At this point I was surprised to find a lack of pros. So I went over the cons.

Cons:
She doesn't listen
She doesn't give constructive help
She keeps up a very high wall, not allowing me to know anything about her opinions/self
She doesn't get me
I don't feel like I can tell her everything that I'm thinking/feeling without a certain level of judgement
She makes a mock sympathy face that irritates the shit out of me
She didn't give a good first-impression (I should have stayed with my gut instinct.)

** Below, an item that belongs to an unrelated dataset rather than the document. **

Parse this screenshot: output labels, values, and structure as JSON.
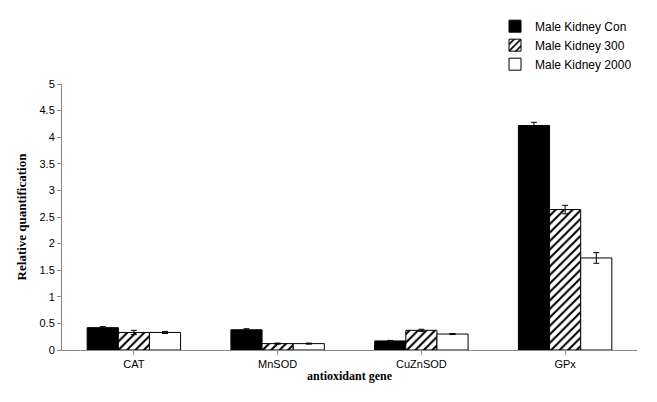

Pretty cut and dry really. So it was just a matter of time before I realized my feelings weren't going to change and that I needn't feel bad about cutting the cord with her. After all, therapy is supposed to be about ME.
All week I was fretting over my upcoming session and how I was going to handle the breakup. But yesterday, when my schedule became more complicated, I decided I just needed to do it. So instead of the heartfelt farewell I had been practicing, I left her a voicemail saying I wanted to take some time off. At first I felt bad about doing it over the phone but then I realized I was worrying about her again. And I knew I'd made the right decision.

3 comments:

The Guy Who Writes This said...

Have you asked friends who they use? Even in our small community there is good and bad. Some don't give a crap and some will answer your page at 2am.

Amaya said...

Hi Guy,
I did ask around before seeing a therapist and sadly didn't find anyone who could recommend someone worth seeing.
Plus, I've come to realize how important it is to have a connection with your therapist, and no recommendation can guarantee that. I just need to do some homework, talk to some therapists over the phone to get a feel for them, and go from there.
Summers are always easy for me so I have a few months to review my options.
Thanks for the suggestion.

Gail Peck said...

I'm proud of you for making such a big step. Maybe you'll be just fine with only the medication. It was a beautifully written account of your turmoil. You are indeed growing up.